HAKIKAT DAN KONSEP PENDIDIKAN DARI PENDEKATAN REDUKSIONISME DAN HOLISTIK INTEGRATIF



HAKIKAT DAN KONSEP PENDIDIKAN DARI PENDEKATAN
REDUKSIONISME DAN HOLISTIK INTEGRATIF


A. Era Reformasi
Masyarakat Indonesia kini sedang berada dalam masa transformasi Era Reformasi telah lahir dalam masyarakat Indonesia ingin mewujudkan perubahan dalam semua aspek kehidupannya. Euforia demokrasi sedang marak dalam masyarakat Indonesia. Di tengah-tengah euforia demokrasi ini lahirlah berbagai jenis pendapat, pandangan, konsep yang tidak jarang yang satu bertentangan dengan yang lain, antara lain berbagai pandangan mengenai bentuk masyarakat dan bangsa Indonesia yang dicita-citakan di masa depan.
Salah satu ciri masyarakat demokrasi ialah lahirnya berbagai jenis pendapat sebagai pernyataan harkat manusia untuk memenuhi hak-hak asasinya untuk berekspresi. Munculnya berbagai jenis pendapat, yang tidak jarang yang satu berseberangan dengan yang lain, menandakan suatu keinginan yang sudah lama terpendam dari manusia dan masyarakat mudah untuk memperoleh kembali hak-hak asasinya yang dijamin di dalam UUD 1945. Dalam sejarah perkembangan masyarakat dan bangsa Indonesia yang telah lebih 54 tahun merdeka itu untuk memperoleh hak asasinya belum sepenuhnya dapat diwujudkan.
Dalam bidang pendidikan nasional juga telah muncul berbagai pendapat dan pandangan mengenai perlunya reformasi pendidikan nasional tuntutan reformasi total dalam kehidupan berbangsa termasuk di dalamnya reformasi pendidikan nasional semakin lama semakin perlu, mengingat proses pendidikan merupakan salah satu tuntutan konstitusi yang mengatakan bahwa tujuan untuk membangun negara yang merdeka ini ialah untuk mencerdaskan kehidupan bangsa. Pendidikan nasional merupakan salah satu tuntutan fundamental yang diamanatkan oleh konstitusi 1945. Tujuan kita membentuk negara ialah untuk melahirkan bangsa Indonesia yang cerdas. Sistem pendidikan nasional dengan demikian sangat erat kaitannya dengan kehidupan politik bangsa. Selama orde Baru telah tercipta suatu kehidupan berbangsa yang tidak sesuai dengan cita-cita UUD 1945. ternyata pemerintahan yang represif telah menghasilkan manusia-manusia Indonesia yang tertekan, yang tidak kritis, yang bertindak dan berpikir dalam acuan suatu struktur kekuasaan. Era reformasi menuntut kembali kedaulatan rakyat yang telah hilang itu. Dengan sendirinya pula pendidikan nasional haruslah dikembalikan fungsinya memberdayakan masyarakat yaitu mengembalikan kedaulatan rakyat. Pendidikan nasional perlu direformasikan untuk mewujudkan visi baru masyarakat Indonesia yaitu suatu masyarakat madani Indonesia.
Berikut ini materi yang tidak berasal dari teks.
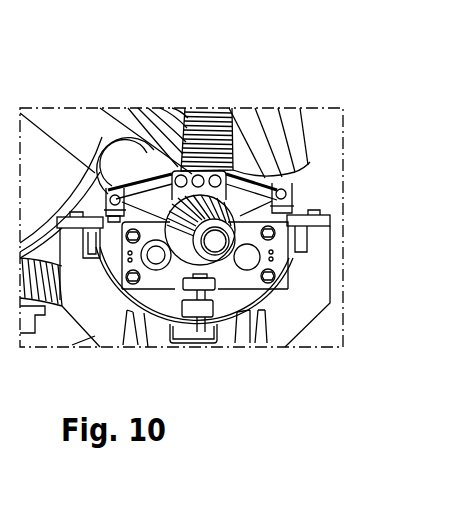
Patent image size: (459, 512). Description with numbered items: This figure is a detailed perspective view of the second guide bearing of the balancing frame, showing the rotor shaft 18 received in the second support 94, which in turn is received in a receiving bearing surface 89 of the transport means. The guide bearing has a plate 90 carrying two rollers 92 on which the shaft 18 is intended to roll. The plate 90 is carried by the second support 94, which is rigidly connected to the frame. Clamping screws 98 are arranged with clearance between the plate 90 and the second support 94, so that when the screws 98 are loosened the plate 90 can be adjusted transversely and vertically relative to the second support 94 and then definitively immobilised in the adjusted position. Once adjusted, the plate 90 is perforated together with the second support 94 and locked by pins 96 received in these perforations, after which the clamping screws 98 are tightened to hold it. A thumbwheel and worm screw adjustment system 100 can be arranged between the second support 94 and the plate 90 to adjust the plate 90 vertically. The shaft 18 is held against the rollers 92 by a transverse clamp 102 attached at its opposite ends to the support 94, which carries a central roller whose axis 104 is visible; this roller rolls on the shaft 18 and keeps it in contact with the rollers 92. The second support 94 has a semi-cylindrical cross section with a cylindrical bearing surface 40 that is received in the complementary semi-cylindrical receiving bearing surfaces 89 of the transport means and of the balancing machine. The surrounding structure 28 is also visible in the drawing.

The shaft 18 is at (77, 128).
The tube 28 is at (297, 170).
The cylindrical bearing surface 40 is at (240, 330).
The receiving bearing surfaces 89 is at (113, 280).
The plate 90 is at (242, 283).
The rollers 92 is at (147, 335).
The second support 94 is at (167, 300).
The pins 96 is at (287, 347).
The clamping screws 98 is at (272, 262).
The thumbwheel and worm screw adjustment system 100 is at (183, 307).
The transverse clamp 102 is at (130, 177).
The axis 104 is at (198, 178).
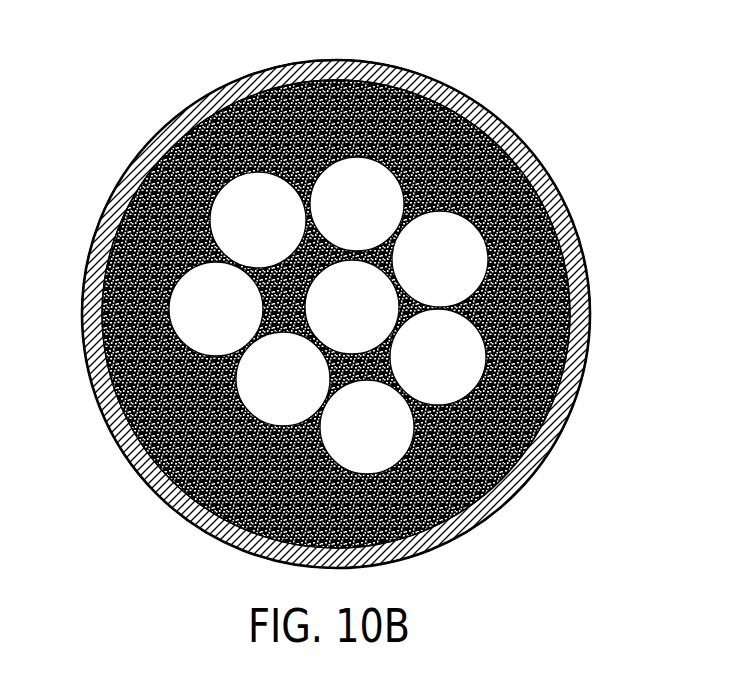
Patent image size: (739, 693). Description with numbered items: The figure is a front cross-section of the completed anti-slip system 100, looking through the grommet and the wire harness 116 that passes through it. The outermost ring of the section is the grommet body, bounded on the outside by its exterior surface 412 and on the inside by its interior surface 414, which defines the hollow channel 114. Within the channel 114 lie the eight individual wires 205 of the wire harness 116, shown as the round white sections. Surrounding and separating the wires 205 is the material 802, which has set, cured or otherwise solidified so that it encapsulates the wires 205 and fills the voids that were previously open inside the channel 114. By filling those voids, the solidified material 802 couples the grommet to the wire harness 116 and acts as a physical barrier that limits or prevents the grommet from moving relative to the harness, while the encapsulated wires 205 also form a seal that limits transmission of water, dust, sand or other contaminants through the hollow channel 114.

The anti-slip system 100 is at (134, 72).
The wires 205 is at (233, 100).
The interior surface 414 is at (412, 92).
The hollow channel 114 is at (487, 128).
The wire harness 116 is at (570, 172).
The exterior surface 412 is at (577, 222).
The material 802 is at (235, 532).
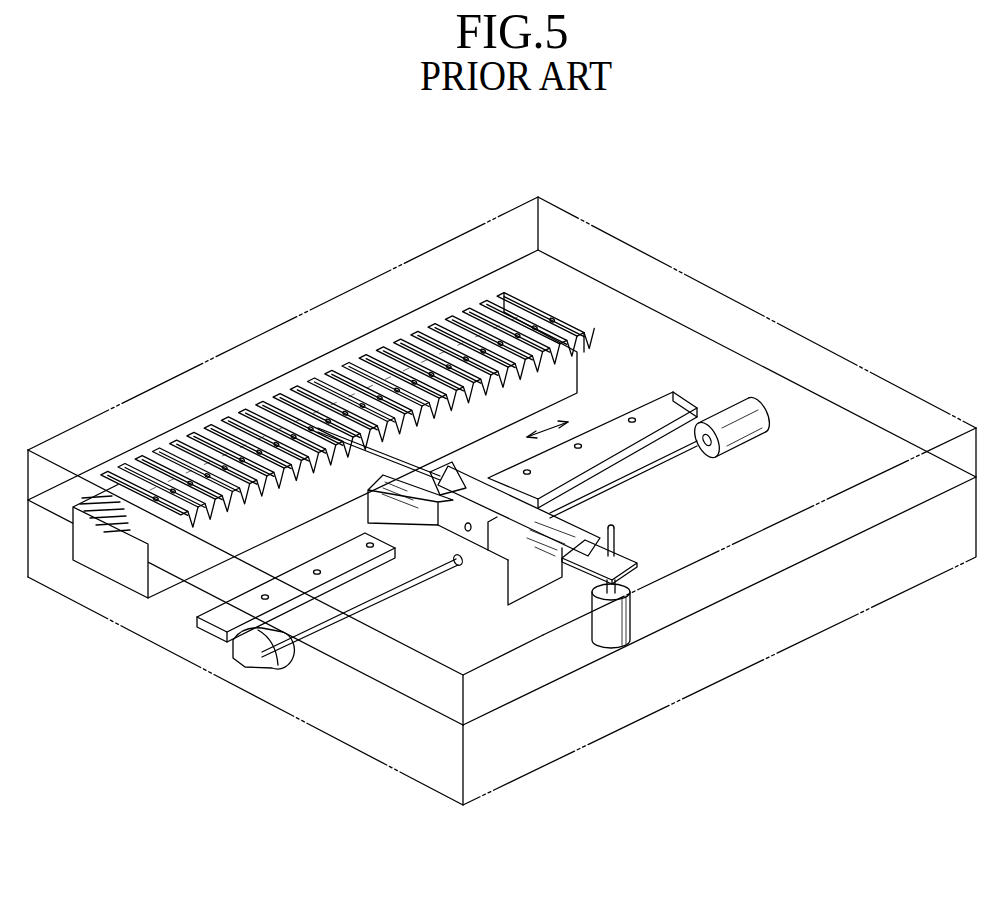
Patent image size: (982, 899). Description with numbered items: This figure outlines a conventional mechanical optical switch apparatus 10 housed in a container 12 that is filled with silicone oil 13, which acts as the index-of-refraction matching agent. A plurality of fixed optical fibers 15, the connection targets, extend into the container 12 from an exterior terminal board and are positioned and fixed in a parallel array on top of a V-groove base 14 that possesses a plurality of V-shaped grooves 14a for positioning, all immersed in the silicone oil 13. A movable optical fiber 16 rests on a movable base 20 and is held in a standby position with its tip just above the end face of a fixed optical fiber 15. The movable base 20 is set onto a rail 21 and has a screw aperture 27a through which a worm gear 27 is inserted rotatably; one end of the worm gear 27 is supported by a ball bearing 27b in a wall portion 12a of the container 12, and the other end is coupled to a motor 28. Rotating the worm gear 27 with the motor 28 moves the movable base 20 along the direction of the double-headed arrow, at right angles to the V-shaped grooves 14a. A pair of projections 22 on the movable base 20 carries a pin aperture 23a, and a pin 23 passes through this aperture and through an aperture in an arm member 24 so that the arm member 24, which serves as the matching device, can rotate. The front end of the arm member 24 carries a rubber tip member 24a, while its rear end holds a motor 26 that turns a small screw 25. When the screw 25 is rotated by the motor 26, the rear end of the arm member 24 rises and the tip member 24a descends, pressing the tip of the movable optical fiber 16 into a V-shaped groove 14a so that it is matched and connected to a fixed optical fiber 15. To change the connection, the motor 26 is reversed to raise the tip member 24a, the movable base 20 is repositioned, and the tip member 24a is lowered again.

The optical switch apparatus 10 is at (655, 218).
The container 12 is at (550, 213).
The wall portion 12a is at (140, 625).
The silicone oil 13 is at (667, 342).
The V-groove base 14 is at (333, 384).
The V-shaped grooves 14a is at (556, 345).
The fixed optical fibers 15 is at (348, 376).
The movable optical fiber 16 is at (310, 440).
The movable base 20 is at (505, 600).
The rail 21 is at (673, 392).
The projections 22 is at (487, 540).
The pin 23 is at (454, 565).
The pin aperture 23a is at (466, 522).
The arm member 24 is at (587, 557).
The tip member 24a is at (322, 428).
The screw 25 is at (618, 534).
The motor 26 is at (620, 645).
The worm gear 27 is at (367, 603).
The screw aperture 27a is at (455, 548).
The ball bearing 27b is at (250, 660).
The motor 28 is at (765, 425).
          B. Batas-Batas Reduksionisme
Suatu hal yang bertentangan dengan pendekatan reduksionis adalah holisme atau emergentisme. Holisme adalah sebuah gagasan yang menyatakan bahwa suatu benda dapat memiliki sifat, (sifat-sifat yang muncul), sebagai suatu keseluruhan yang tidak dapat dijelaskan dari sejumlah komponennya (tidak dapat ditemukan dalam komponen terkecil suatu materi). Prinsip holisme telah diringkas secara singkat oleh Aristoteles dalam sebuah Metafisika: "Keseluruhan itu lebih dari sejumlah komponennya". Sebuah istilah greedy reductionism yang diciptakan oleh Daniel Dennett, digunakan untuk mengkritik penggunaan reduksionisme yang tidak semestinya. Penulis lain menggunakan bahasa yang berbeda saat menjelaskan hal yang sama.

C.    HAKIKAT PENDIDIKAN
1.      Berbagai pendekatan.
Hakikat pendidikan itu dapat dikategorisasikan dalam dua pendapat yaitu pendekatan epistemologis dan pendekatan ontologi atau metafisik. Kedua pendekatan tersebut tentunya dapat melahirkan jawaban yang berbeda-beda mengenai apakah hakikat pendidikan itu
Di dalam pendidikan epistemologis yang menjadi masalah adalah akar atau kerangka ilmu pendidikan sebagai ilmu. Pendekatan tersebut mencari makna pendidikan sebagai ilmu yaitu mempunyai objek yang akan merupakan dasar analisis yang akan membangun ilmu pengetahuan yang disebut ilmu pendidikan. Dari sudut pandang pendidikan dilihat sebagai sesuatu proses yang interen dalam konsep manusia. Artinya manusia hanya dapat dimanusiakan melalui proses pendidikan.
Berbagai pendapat mengenai hakikat pendidikan dapat digolongkan atas dua kelompok besar yaitu :
a.       Pendekatan reduksionisme
b.      Pendekatan holistik integrative

Adapun penjelasanya sebagai berikut :
A.Pendekatan Redaksional
Teori-teori / pendekatan redaksional sangat banyak dikemukakan di dalam khazanah ilmu pendidikan. Dalam hal ini akan dibicarakan berbagai pendekatan reduksionaisme sebagai berikut :
1. Pendekatan pedagogis / pedagogisme
2. Pendekatan Filasofis / religionisme
3. Pendekatan religius / religionisme
4. Pendekatan psikologis / psikologisme
5. Pendekatan negativis / negativisme
6. Pendekatan sosiologis / sosiologismu

Penjelasan pendekatan pendekatan sebagai berikut :
1. Pendekatan Pedagogisme
Titik tolak dari teori ini ialah anak yang akan di besarkan menjadi manusia dewasa. Pandangan ini apakah berupa pandangan nativisme schopenhouer serta menganut penganutnya yang beranggapan bahwa anak telah mempunyai kemampuan-kemampuan yang dilahirkan dan tinggal di kembangkan saja.

2. Pendekatan Filosofis.
Anak manusia mempunyai hakikatnya sendiri dan berada dengan hakikat orang dewasa. Oleh sebab itu, proses pendewasaan anak bertitik-tolak dari anak sebagai anak manusia yang mempunyai tingkat-tingkat perkembangan sendiri.

3. Pendekatan Religius
Pendekatan religius / religionisme dianut oleh pemikir-pemikir yang melihat hakikat manusia sebagai makhluk yang religius. Namun demikian kemajuan ilmu pengetahuan yang sekuler tidak menjawab terhadap kehidupan yang bermoral.

4. Pendekatan Psikologis.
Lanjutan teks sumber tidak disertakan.